In each case shown below you should be able to just copy the test case from above and make some minor changes. The goal is to learn something different for each case. Write a test case for each of the following conditions:
1) Write a test case to see what happens if you pass slide_left_right
two strings that are the same.
In [ ]:
#Test to see if the function works with exactly the same strings
#Put your test code here
[s3, i] = slide_left_right('aaa','aaa')
print(s3)
print(i)
2) Write a test case to see what happends if the strings do not overlap (i.e., they are entirely different).
In [ ]:
#Test to see if the code works for non-overlapping strings
#Put your test code here
[s3, i] = slide_left_right('aaa','bbb')
print(s3)
print(i)
3) Write a test case to see what happens if the right string is entirely inside the left string
In [ ]:
#Test to see if the code works if the right string is entirely inside the left one
#Put your test code here
[s3, i] = slide_left_right('aaabbbccc','bbb')
print(s3)
print(i)
4) Write a test case to see what happens if the right string is empty. (i.e. '')
In [ ]:
#Different Overlapping strings
#Put your test code here
[s3, i] = slide_left_right('aaabbbccc','')
print(s3)
print(i)
Question 7: As a group, discuss the unit tests shown above. What did you learn from these test cases? Can you think of any additional test cases that you haven't implemented? And, finally, did the code do what you expected it to do?
//Write your answers here
In [ ]:
#Run the shotgun assembly on the orginial string list
shotgun(start_string_list)
Make sure this got the answer you are expecting. Let's try a different order to the strings to make sure that is working as well:
In [ ]:
second_string_list = [start_string_list[0], \
start_string_list[3], \
start_string_list[2], \
start_string_list[1]]
print(shotgun(second_string_list))
Before moving on, make sure you got the same answer for both inputs.
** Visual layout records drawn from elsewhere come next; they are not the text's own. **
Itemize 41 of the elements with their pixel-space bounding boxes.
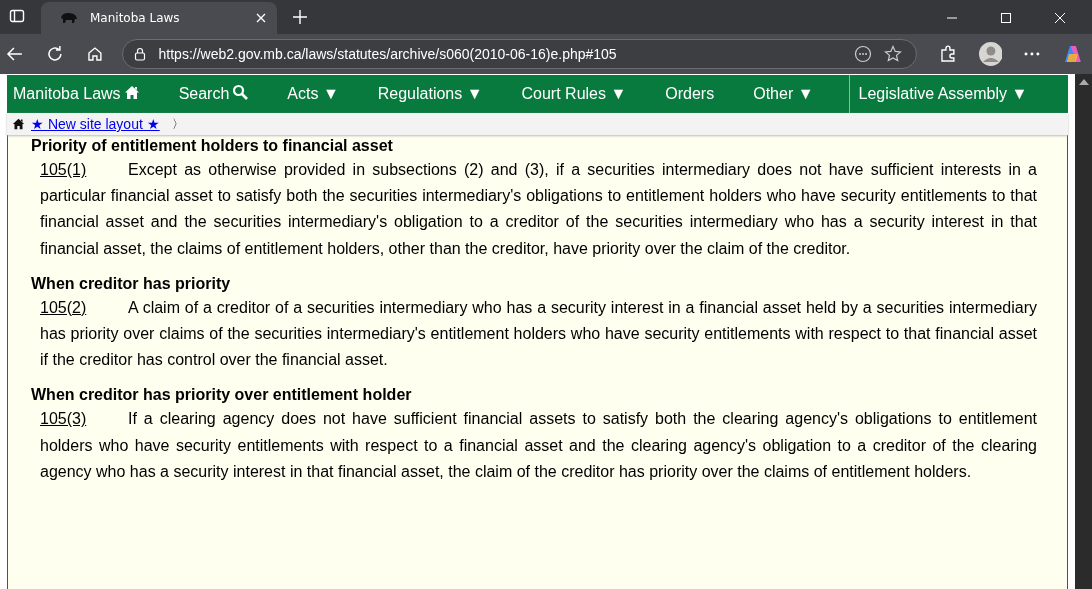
breadcrumb-separator: 〉: [171, 115, 184, 133]
new-tab-icon[interactable]: [293, 10, 307, 24]
section-text: 105(3) If a clearing agency does not have sufficient financial assets to satisfy both the clearing agency's obligations to entitlement holders who have security entitlements with respect to a financial asset and the clearing agency's obligation to a creditor of the clearing agency who has a security interest in that financial asset, the claim of the creditor has priority over the claims of entitlement holders.: [31, 406, 1037, 486]
section-heading: When creditor has priority: [31, 273, 232, 294]
home-icon[interactable]: [12, 118, 25, 130]
section-number-link[interactable]: 105(3): [40, 406, 128, 433]
browser-tab[interactable]: Manitoba Laws: [41, 2, 277, 34]
nav-link[interactable]: Search: [178, 85, 249, 103]
star-icon[interactable]: [883, 45, 902, 63]
menu-icon[interactable]: [1024, 52, 1041, 56]
avatar-icon[interactable]: [978, 42, 1003, 66]
section-text: 105(2) A claim of a creditor of a securities intermediary who has a security interest in a financial asset held by a securities intermediary has priority over claims of the securities intermediary's entitlement holders who have security entitlements with respect to that financial asset if the creditor has control over the financial asset.: [31, 294, 1037, 374]
nav-link[interactable]: Acts ▼: [287, 85, 339, 103]
more-icon[interactable]: [853, 45, 872, 63]
tab-title: Manitoba Laws: [90, 11, 181, 25]
sidebar-icon[interactable]: [9, 8, 25, 24]
nav-link[interactable]: Legislative Assembly ▼: [858, 85, 1028, 103]
section-text: 105(1) Except as otherwise provided in subsections (2) and (3), if a securities intermediary does not have sufficient interests in a particular financial asset to satisfy both the securities intermediary's obligations to entitlement holders who have security entitlements to that financial asset and the securities intermediary's obligation to a creditor of the securities intermediary who has a security interest in that financial asset, the claims of entitlement holders, other than the creditor, have priority over the claim of the creditor.: [31, 157, 1037, 262]
nav-link[interactable]: Other ▼: [753, 85, 814, 103]
scroll-up-icon[interactable]: [1078, 79, 1089, 85]
home-icon[interactable]: [85, 45, 104, 63]
nav-link[interactable]: Regulations ▼: [377, 85, 483, 103]
home-icon: [123, 84, 140, 100]
maximize-icon[interactable]: [1000, 12, 1012, 24]
address-bar[interactable]: https://web2.gov.mb.ca/laws/statutes/archive/s060(2010-06-16)e.php#105: [121, 39, 917, 69]
reload-icon[interactable]: [45, 45, 64, 63]
section-heading: Priority of entitlement holders to financial asset: [31, 136, 394, 156]
nav-link[interactable]: Court Rules ▼: [521, 85, 627, 103]
lock-icon: [132, 47, 147, 61]
site-layout-link[interactable]: ★ New site layout ★: [31, 116, 160, 132]
section-number-link[interactable]: 105(2): [40, 294, 128, 321]
section-number-link[interactable]: 105(1): [40, 157, 128, 184]
search-icon: [232, 84, 249, 100]
puzzle-icon[interactable]: [938, 45, 957, 63]
scrollbar[interactable]: [1075, 74, 1092, 589]
section-heading: When creditor has priority over entitlement holder: [31, 385, 413, 406]
close-icon[interactable]: [255, 12, 267, 24]
nav-link[interactable]: Manitoba Laws: [13, 85, 140, 103]
close-icon[interactable]: [1054, 12, 1066, 24]
back-icon[interactable]: [6, 45, 24, 63]
nav-link[interactable]: Orders: [665, 85, 715, 103]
Adjust the function slide_left_right
as needed to make sure this happens!
Now let's download a really big test to see if the code can do what you did with the slips of paper in class.
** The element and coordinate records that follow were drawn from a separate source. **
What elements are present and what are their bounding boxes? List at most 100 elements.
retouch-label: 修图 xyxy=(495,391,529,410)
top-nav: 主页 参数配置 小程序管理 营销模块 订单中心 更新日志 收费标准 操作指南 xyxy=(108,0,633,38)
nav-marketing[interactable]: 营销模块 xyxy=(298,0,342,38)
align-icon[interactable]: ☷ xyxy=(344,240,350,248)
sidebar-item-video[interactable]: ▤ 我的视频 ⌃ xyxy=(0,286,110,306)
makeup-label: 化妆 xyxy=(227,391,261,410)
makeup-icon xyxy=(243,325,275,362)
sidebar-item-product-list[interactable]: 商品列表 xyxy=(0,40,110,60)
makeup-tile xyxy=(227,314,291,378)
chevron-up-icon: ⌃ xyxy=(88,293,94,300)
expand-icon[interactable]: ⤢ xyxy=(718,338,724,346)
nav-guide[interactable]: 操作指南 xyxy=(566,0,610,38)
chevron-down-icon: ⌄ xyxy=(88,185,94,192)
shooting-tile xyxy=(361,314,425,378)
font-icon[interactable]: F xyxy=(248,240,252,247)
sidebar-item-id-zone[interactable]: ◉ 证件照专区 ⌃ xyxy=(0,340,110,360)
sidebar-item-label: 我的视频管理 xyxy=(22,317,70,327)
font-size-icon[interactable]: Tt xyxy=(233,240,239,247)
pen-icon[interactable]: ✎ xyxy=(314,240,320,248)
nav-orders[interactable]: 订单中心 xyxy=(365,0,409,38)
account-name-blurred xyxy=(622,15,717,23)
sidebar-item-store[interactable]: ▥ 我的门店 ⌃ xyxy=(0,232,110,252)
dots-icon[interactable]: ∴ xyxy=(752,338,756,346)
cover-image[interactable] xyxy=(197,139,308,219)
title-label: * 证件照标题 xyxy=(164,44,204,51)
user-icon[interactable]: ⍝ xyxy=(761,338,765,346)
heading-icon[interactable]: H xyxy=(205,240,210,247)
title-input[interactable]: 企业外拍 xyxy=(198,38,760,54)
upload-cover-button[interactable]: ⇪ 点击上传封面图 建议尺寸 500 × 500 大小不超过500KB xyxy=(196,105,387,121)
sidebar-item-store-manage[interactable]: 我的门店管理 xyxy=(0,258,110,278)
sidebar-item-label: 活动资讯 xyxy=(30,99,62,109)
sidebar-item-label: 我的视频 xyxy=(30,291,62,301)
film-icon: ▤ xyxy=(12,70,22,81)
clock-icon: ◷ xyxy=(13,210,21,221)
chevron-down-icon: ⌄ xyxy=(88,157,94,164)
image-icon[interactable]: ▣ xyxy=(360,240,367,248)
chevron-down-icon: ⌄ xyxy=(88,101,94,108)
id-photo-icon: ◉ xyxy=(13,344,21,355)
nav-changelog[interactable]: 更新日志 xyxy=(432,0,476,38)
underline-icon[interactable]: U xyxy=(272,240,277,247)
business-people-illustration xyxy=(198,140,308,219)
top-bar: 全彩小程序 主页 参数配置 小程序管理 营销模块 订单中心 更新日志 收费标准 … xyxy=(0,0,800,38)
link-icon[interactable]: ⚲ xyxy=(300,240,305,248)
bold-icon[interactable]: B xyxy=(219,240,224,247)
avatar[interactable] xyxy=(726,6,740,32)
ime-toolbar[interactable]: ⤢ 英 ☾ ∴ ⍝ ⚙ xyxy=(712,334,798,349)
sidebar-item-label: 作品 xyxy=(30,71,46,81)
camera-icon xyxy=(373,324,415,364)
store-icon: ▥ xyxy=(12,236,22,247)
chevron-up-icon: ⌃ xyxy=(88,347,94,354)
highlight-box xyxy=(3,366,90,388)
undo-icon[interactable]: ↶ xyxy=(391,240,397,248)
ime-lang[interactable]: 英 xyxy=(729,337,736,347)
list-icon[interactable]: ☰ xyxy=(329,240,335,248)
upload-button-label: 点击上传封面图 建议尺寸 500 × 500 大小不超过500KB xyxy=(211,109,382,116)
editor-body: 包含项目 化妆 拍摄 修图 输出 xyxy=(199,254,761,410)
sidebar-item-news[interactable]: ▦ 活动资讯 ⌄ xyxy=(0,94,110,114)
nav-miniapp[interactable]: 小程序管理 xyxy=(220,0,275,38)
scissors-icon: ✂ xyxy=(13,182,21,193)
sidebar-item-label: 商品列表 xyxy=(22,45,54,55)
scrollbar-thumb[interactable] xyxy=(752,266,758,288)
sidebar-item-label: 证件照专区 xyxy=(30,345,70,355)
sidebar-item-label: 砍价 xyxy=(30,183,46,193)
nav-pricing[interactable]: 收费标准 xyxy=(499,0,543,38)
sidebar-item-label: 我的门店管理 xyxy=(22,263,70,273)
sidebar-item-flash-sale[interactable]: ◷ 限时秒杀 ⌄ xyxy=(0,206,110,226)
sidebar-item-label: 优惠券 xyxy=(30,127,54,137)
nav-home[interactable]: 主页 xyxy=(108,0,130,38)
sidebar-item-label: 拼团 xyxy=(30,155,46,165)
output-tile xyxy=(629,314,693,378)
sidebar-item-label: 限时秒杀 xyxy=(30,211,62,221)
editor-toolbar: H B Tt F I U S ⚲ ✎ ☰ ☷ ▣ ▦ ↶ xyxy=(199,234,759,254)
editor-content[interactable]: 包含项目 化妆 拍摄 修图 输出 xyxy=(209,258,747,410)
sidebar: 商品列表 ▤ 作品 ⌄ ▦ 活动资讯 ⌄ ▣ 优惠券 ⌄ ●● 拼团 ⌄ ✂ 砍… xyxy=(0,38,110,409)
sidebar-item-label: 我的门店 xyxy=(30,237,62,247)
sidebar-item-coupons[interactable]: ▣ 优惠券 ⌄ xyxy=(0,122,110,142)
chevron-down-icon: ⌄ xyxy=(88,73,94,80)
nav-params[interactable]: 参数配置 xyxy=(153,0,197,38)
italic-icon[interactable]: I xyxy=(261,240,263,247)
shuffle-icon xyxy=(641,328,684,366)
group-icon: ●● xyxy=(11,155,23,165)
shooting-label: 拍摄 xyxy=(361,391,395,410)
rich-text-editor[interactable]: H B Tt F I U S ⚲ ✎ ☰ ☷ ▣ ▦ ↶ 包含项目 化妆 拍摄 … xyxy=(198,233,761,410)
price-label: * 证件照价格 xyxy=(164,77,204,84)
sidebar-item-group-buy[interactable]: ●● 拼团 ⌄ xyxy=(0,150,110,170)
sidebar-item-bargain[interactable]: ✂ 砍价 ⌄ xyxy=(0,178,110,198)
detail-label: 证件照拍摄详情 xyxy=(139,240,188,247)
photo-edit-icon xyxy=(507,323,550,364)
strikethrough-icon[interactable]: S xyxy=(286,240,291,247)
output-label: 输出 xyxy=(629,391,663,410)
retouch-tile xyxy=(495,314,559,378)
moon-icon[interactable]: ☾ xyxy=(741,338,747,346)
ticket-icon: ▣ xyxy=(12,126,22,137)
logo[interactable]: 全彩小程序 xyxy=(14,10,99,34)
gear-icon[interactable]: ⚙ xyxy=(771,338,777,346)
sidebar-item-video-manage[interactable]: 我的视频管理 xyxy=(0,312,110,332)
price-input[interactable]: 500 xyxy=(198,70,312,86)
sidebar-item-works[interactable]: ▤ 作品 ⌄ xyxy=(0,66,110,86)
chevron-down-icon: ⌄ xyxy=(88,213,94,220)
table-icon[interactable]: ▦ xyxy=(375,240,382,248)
First, download the "Example-Assembly_Exercise.ipynb" notebook from the d2l website. Run the notebook to generate the "Genome_cuts.txt" file. You do not need to understand the notebook in order to generate the file. However, it would be a good exercise to read though the notebook and see what pieces make sense.
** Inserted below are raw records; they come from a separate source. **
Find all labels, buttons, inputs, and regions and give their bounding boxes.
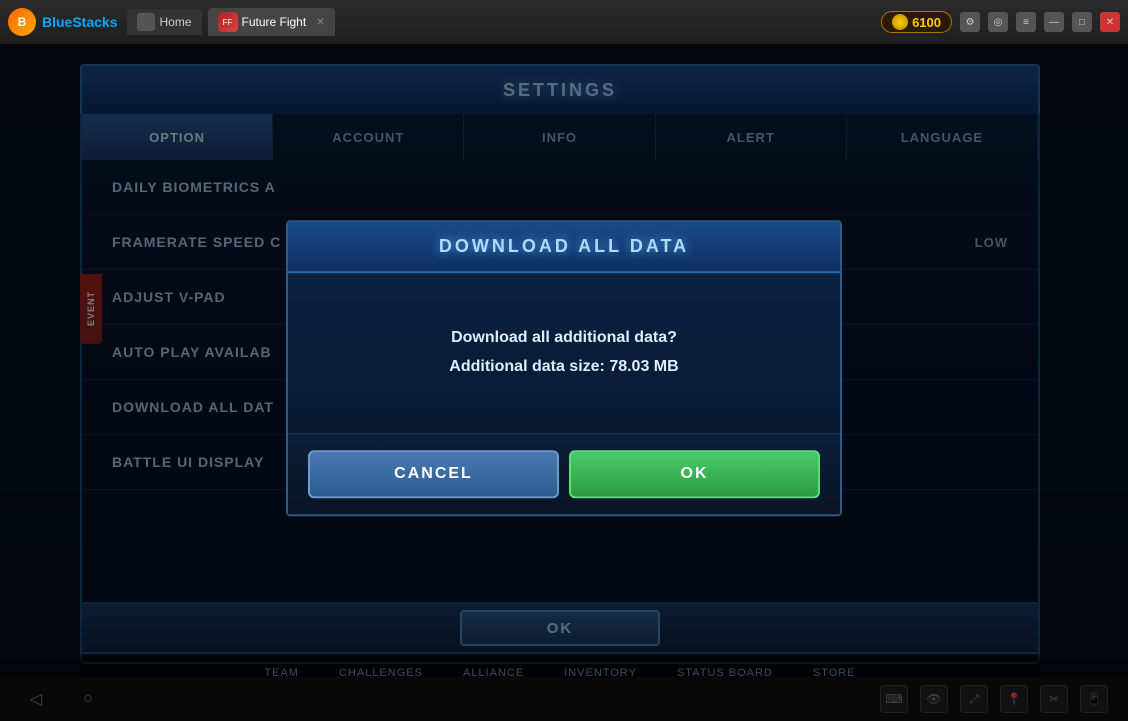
tab-close-icon[interactable]: ✕ [316,17,324,28]
game-icon: FF [218,12,238,32]
coin-amount: 6100 [912,15,941,30]
ok-button[interactable]: OK [569,450,820,498]
modal-title: DOWNLOAD ALL DATA [439,236,689,257]
toolbar-btn-1[interactable]: ⚙ [960,12,980,32]
modal-overlay: DOWNLOAD ALL DATA Download all additiona… [0,44,1128,721]
brand-name: BlueStacks [42,14,117,30]
modal-line2: Additional data size: 78.03 MB [449,353,678,382]
tab-home[interactable]: Home [127,9,201,35]
modal-footer: CANCEL OK [288,433,840,514]
coin-badge: 6100 [881,11,952,33]
modal-body: Download all additional data? Additional… [288,273,840,433]
cancel-button[interactable]: CANCEL [308,450,559,498]
close-button[interactable]: ✕ [1100,12,1120,32]
minimize-button[interactable]: — [1044,12,1064,32]
tab-game-label: Future Fight [242,15,307,29]
bluestacks-logo: B [8,8,36,36]
tab-future-fight[interactable]: FF Future Fight ✕ [208,8,335,36]
titlebar: B BlueStacks Home FF Future Fight ✕ 6100… [0,0,1128,44]
modal-header: DOWNLOAD ALL DATA [288,222,840,273]
tab-home-label: Home [159,15,191,29]
modal-line1: Download all additional data? [449,324,678,353]
toolbar-btn-3[interactable]: ≡ [1016,12,1036,32]
toolbar-btn-2[interactable]: ◎ [988,12,1008,32]
home-icon [137,13,155,31]
modal-text: Download all additional data? Additional… [449,324,678,382]
titlebar-right: 6100 ⚙ ◎ ≡ — □ ✕ [881,11,1120,33]
modal-dialog: DOWNLOAD ALL DATA Download all additiona… [286,220,842,516]
coin-icon [892,14,908,30]
game-area: SETTINGS OPTION ACCOUNT INFO ALERT LANGU… [0,44,1128,721]
maximize-button[interactable]: □ [1072,12,1092,32]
Open the "Genome_cuts.txt" file using the following command:
In [ ]:
cuts = open("Genome_cuts.txt").read()
cuts=cuts.split('\n')
Run the shotgun assembler on the code and talk about the outputs with your group members:
In [ ]:
print(shotgun(cuts))
Question 8: Although it is possible that the randomly-generated "Genome_cuts.txt" produced input to the function that work, most likely the above string is not fully assembled (i.e., the assembly doesn't produce the paragraph of text you would expect). Why do you think this may not have worked?
//put your answer here
Question 9: When writing unit tests. It is generally best to come up with the smallest test that reproduces the error. This small tests help you isolate the problem. Come up with a very short unit test that demonstrates the failure exhibited above.
//put your answer here
Question 10: Sequencing machines are not always correct. How would you change the program to account for errors in some of the letters?
//put your answer here
Question 11: What questions do you (or does your group) have after this assignment?
Put your answer here.
Log into the course Desire2Learn website (d2l.msu.edu) and go to the "In-class assignments" and the "Day 17" folder. Upload this notebook there. You only have to upload one notebook per group - just make sure that everybody's name is at the top of the notebook!